I feel like this is the thing people don't get when I complain about the latter games: their treasures don't matter. When you get a Genji glove in FF6, you basically DOUBLE your damage output. For one item. And there are a ton of items just as powerful or more, from weapons to armour to accessories. Finding a new esper is exciting because you not only get use of the esper itself, which can be insanely powerful, but potentially unlock spells for literally anyone you want. FF4 and 5 did this even better because base stats and defense actually did things there, while going from 20 to 60 defense in FF6 is basically cosmetic. But FF6 armours did cool shit like grant images so it balanced out.

I'll pick on 9 here since I've already ragged on FF8 a bunch. I can't remember shit so I just opened a random walkthrough and clicked somewhere in the middlish. Disc 2 Magdalene forest. Sure. No items for two area. Fine. Black mage village.
ItemsGysahl Greens, Elixir, 2,000 Gil, 843 Gil, Ether, Black Belt, Virgo [Key Item]

Huh that copied nicely. Alright. The first five things are garbage. No, elixirs don't get me randy. Black Belt, what does this do?

Black BeltEveryone10Raises Wind-elemental attack
Strength +2
Spirit +2
Beast Killer
Demi
HP+20%

That last section is learnable abilities. Holy shit I would be disappointed to find this. Wind elemental attack? Who even has that?

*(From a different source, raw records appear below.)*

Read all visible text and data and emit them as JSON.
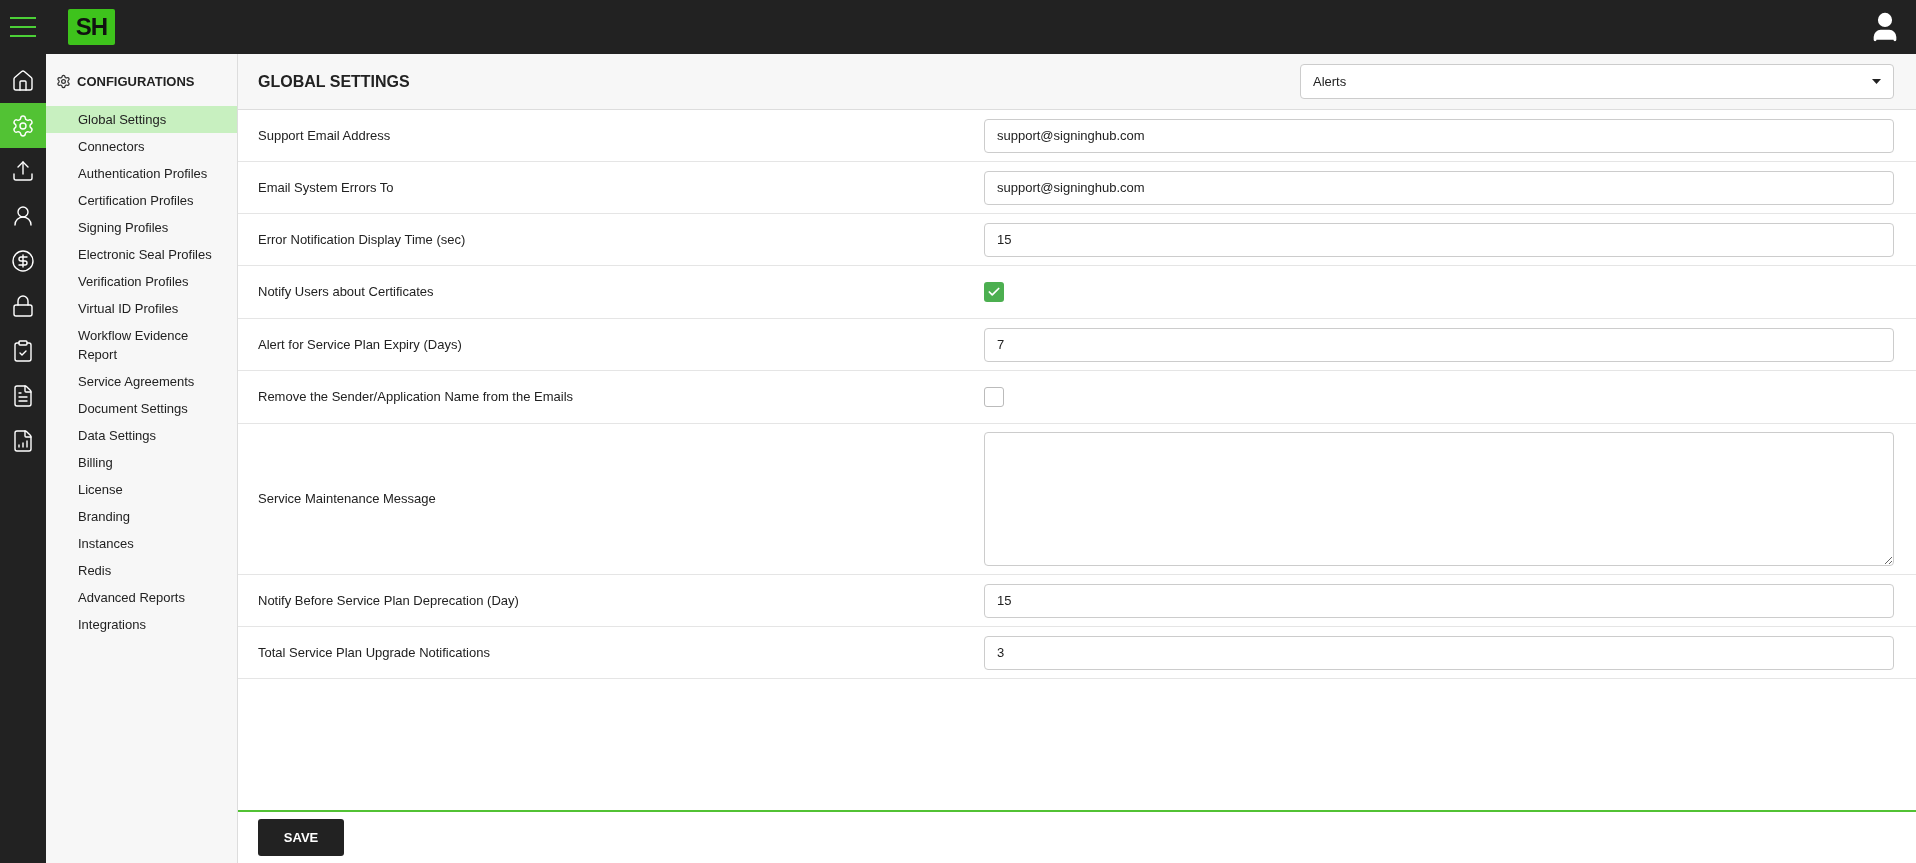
{
  "rail": [
    {
      "selected": false
    },
    {
      "selected": true
    },
    {
      "selected": false
    },
    {
      "selected": false
    },
    {
      "selected": false
    },
    {
      "selected": false
    },
    {
      "selected": false
    },
    {
      "selected": false
    },
    {
      "selected": false
    }
  ],
  "logo": "SH",
  "sidebar": {
    "title": "CONFIGURATIONS",
    "items": [
      {
        "label": "Global Settings",
        "selected": true
      },
      {
        "label": "Connectors",
        "selected": false
      },
      {
        "label": "Authentication Profiles",
        "selected": false
      },
      {
        "label": "Certification Profiles",
        "selected": false
      },
      {
        "label": "Signing Profiles",
        "selected": false
      },
      {
        "label": "Electronic Seal Profiles",
        "selected": false
      },
      {
        "label": "Verification Profiles",
        "selected": false
      },
      {
        "label": "Virtual ID Profiles",
        "selected": false
      },
      {
        "label": "Workflow Evidence Report",
        "selected": false
      },
      {
        "label": "Service Agreements",
        "selected": false
      },
      {
        "label": "Document Settings",
        "selected": false
      },
      {
        "label": "Data Settings",
        "selected": false
      },
      {
        "label": "Billing",
        "selected": false
      },
      {
        "label": "License",
        "selected": false
      },
      {
        "label": "Branding",
        "selected": false
      },
      {
        "label": "Instances",
        "selected": false
      },
      {
        "label": "Redis",
        "selected": false
      },
      {
        "label": "Advanced Reports",
        "selected": false
      },
      {
        "label": "Integrations",
        "selected": false
      }
    ]
  },
  "page": {
    "title": "GLOBAL SETTINGS",
    "section_select": "Alerts"
  },
  "fields": [
    {
      "kind": "text",
      "label": "Support Email Address",
      "value": "support@signinghub.com"
    },
    {
      "kind": "text",
      "label": "Email System Errors To",
      "value": "support@signinghub.com"
    },
    {
      "kind": "text",
      "label": "Error Notification Display Time (sec)",
      "value": "15"
    },
    {
      "kind": "checkbox",
      "label": "Notify Users about Certificates",
      "checked": true
    },
    {
      "kind": "text",
      "label": "Alert for Service Plan Expiry (Days)",
      "value": "7"
    },
    {
      "kind": "checkbox",
      "label": "Remove the Sender/Application Name from the Emails",
      "checked": false
    },
    {
      "kind": "textarea",
      "label": "Service Maintenance Message"
    },
    {
      "kind": "text",
      "label": "Notify Before Service Plan Deprecation (Day)",
      "value": "15"
    },
    {
      "kind": "text",
      "label": "Total Service Plan Upgrade Notifications",
      "value": "3"
    }
  ],
  "save_button": "SAVE"
}
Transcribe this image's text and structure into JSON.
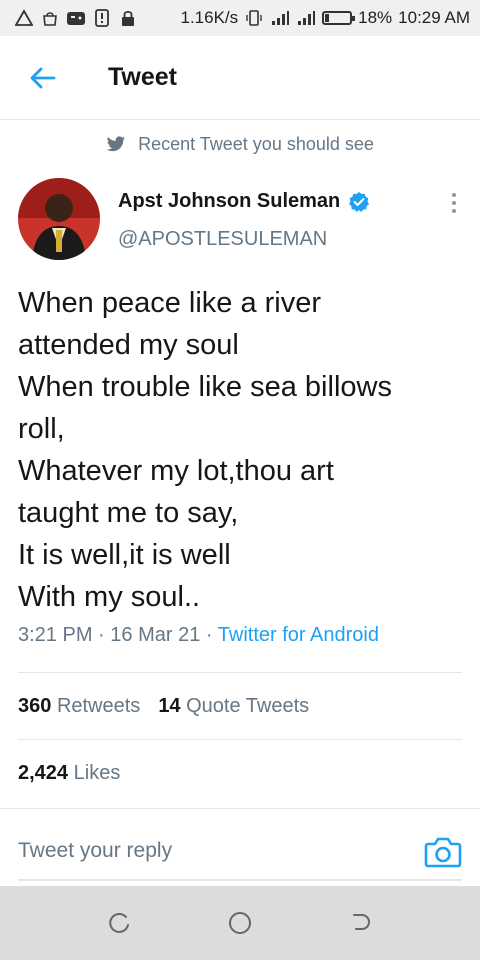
{
  "status_bar": {
    "net_speed": "1.16K/s",
    "battery_pct": "18%",
    "battery_level": 0.18,
    "time": "10:29 AM"
  },
  "header": {
    "back_icon": "arrow-left-icon",
    "title": "Tweet"
  },
  "context": {
    "icon": "twitter-bird-icon",
    "text": "Recent Tweet you should see"
  },
  "author": {
    "name": "Apst Johnson Suleman",
    "verified_icon": "verified-badge-icon",
    "handle": "@APOSTLESULEMAN"
  },
  "tweet": {
    "lines": [
      "When peace like a river",
      "attended my soul",
      "When trouble like sea billows",
      "roll,",
      "Whatever my lot,thou art",
      "taught me to say,",
      "It is well,it is well",
      "With my soul.."
    ],
    "time": "3:21 PM",
    "date": "16 Mar 21",
    "separator": "·",
    "source": "Twitter for Android"
  },
  "stats": {
    "retweets_count": "360",
    "retweets_label": "Retweets",
    "quotes_count": "14",
    "quotes_label": "Quote Tweets",
    "likes_count": "2,424",
    "likes_label": "Likes"
  },
  "reply": {
    "placeholder": "Tweet your reply",
    "camera_icon": "camera-icon"
  },
  "colors": {
    "accent": "#1da1f2",
    "secondary_text": "#657786",
    "primary_text": "#14171a"
  }
}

Trivial stat bonuses. The learnable skills are things I would never even equip.

Virgo, IIRC, is part of some annoying collectathon sidequest that eventually gives you an item you no longer need.

Moving on...

Conde Petie Mountain Path​

ItemsRemedy, Blue Stone [Key Item], Tent, Red Stone [Key Item], Magic Tag, Tent, Ether, Kupo Nut [Key Item], Tent, Yellow Stone [Key Item], Green Stone [Key Item], Ether

Literally everything there is a consumable or a puzzle component. Snorefest. Oh, and the kupo nut. That's another even lamer sidequest that just pissed me off every time I turned one in.

The boss has an uncommon steal, maybe that will be cool?

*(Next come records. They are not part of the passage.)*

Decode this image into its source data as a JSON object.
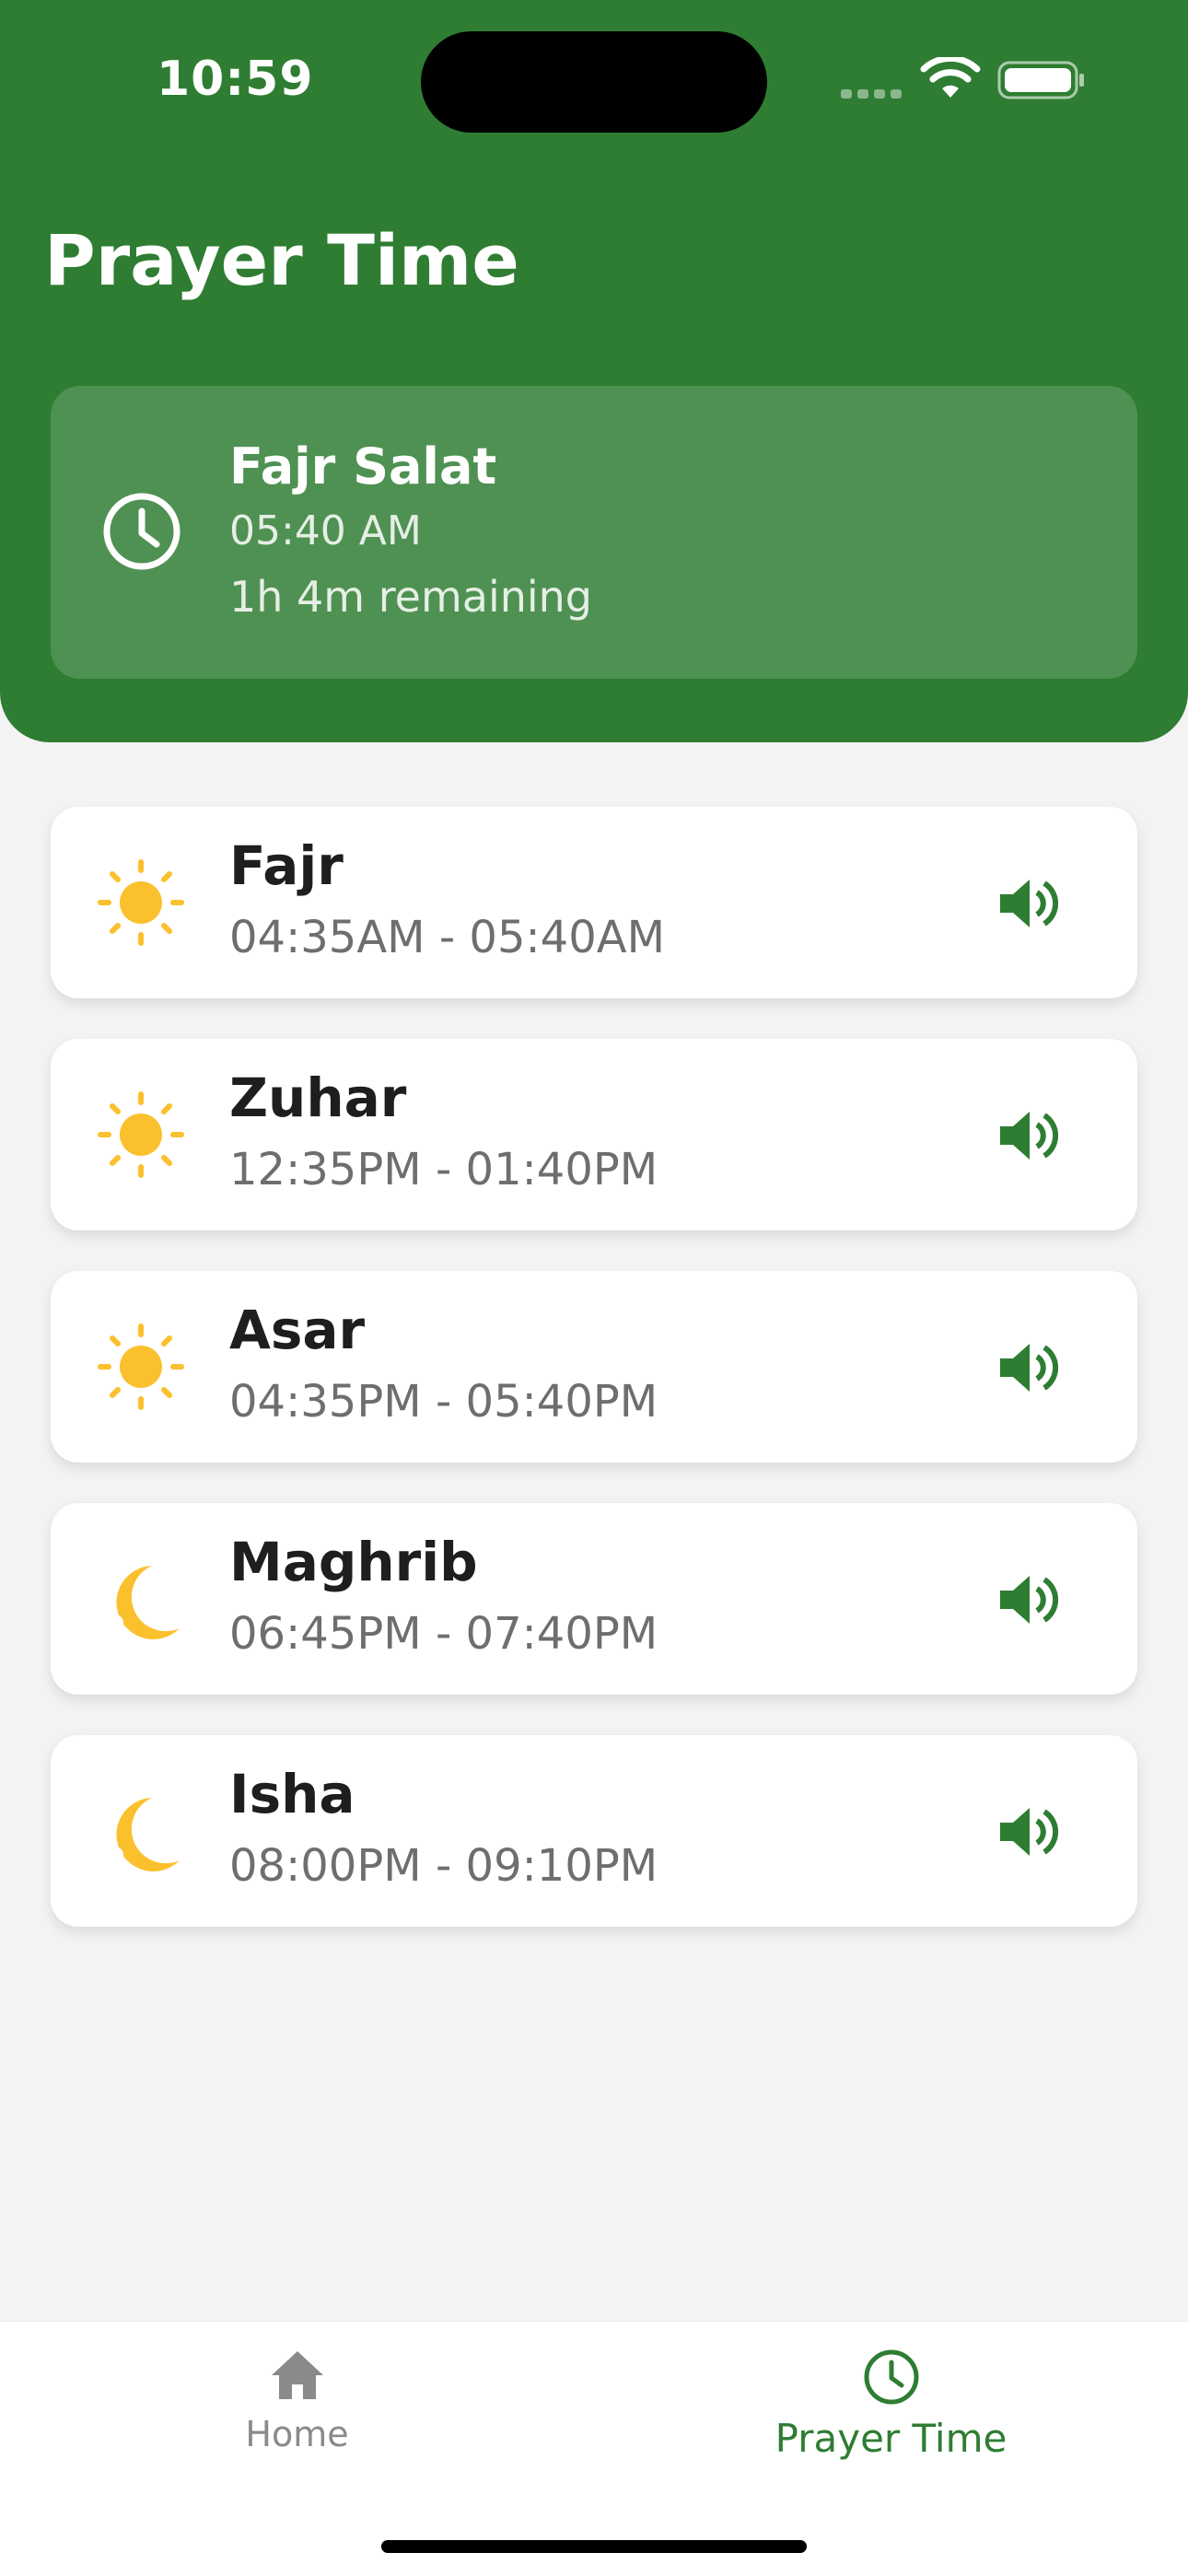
{
  "status_bar": {
    "time": "10:59"
  },
  "app": {
    "title": "Prayer Time"
  },
  "next_prayer": {
    "title": "Fajr Salat",
    "time": "05:40 AM",
    "remaining": "1h 4m remaining",
    "icon": "clock-icon"
  },
  "prayers": [
    {
      "name": "Fajr",
      "range": "04:35AM - 05:40AM",
      "icon": "sun-icon"
    },
    {
      "name": "Zuhar",
      "range": "12:35PM - 01:40PM",
      "icon": "sun-icon"
    },
    {
      "name": "Asar",
      "range": "04:35PM - 05:40PM",
      "icon": "sun-icon"
    },
    {
      "name": "Maghrib",
      "range": "06:45PM - 07:40PM",
      "icon": "moon-icon"
    },
    {
      "name": "Isha",
      "range": "08:00PM - 09:10PM",
      "icon": "moon-icon"
    }
  ],
  "bottom_nav": {
    "items": [
      {
        "label": "Home",
        "icon": "home-icon",
        "active": false
      },
      {
        "label": "Prayer Time",
        "icon": "clock-icon",
        "active": true
      }
    ]
  },
  "colors": {
    "primary": "#2e7d32",
    "accent": "#fbc02d",
    "background": "#f3f3f3"
  }
}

Mythril Fork42NoneHigh TideSteal from Ralvurahva (U), Hilgigars (U)
Buy from Conde Petie

So it does nothing special and you can buy it nearby anyways. There's also a RARE steal, which can apparently take hours to get.

Fairy Flute24Esuna
Haste
Regen
Steal from Hilgigars (R)
Buy from Oeilvert (Mogshop), Desert Palace (Mogshop)
222,250

I mean, at least Haste is a good spell, and maybe Regen (it's varied between good and total crap over time, no idea how it fares here) but again, this is shit you can simply buy.

If you missed every single item across that entire section, you would not care. And from what I recall, the entire game is like this. Even supposedly rare and powerful equipment was always just a disappointment. I'm sure something, somewhere lets you learn auto-haste or some shit, but holy fuck, the ratio of time spent looking to finding good shit is all wrong.

I also hated the plot. To be fair, plots in FF games are pretty much always some kind of nested plotholes ending with a fight against some incarnation of evil, but I literally can't remember anything about FF9's plot except the black mages being artifical lifeforms and like half a dozen examples of people being evil for no reason. Like, they're not even trying to amass power or anything. And I think it pulled the 'No wait the REAL villain was my boss all along!' card like 4 times. FF6 is a masterpiece by comparison, and it's about a crazy person rising to power and being crazy.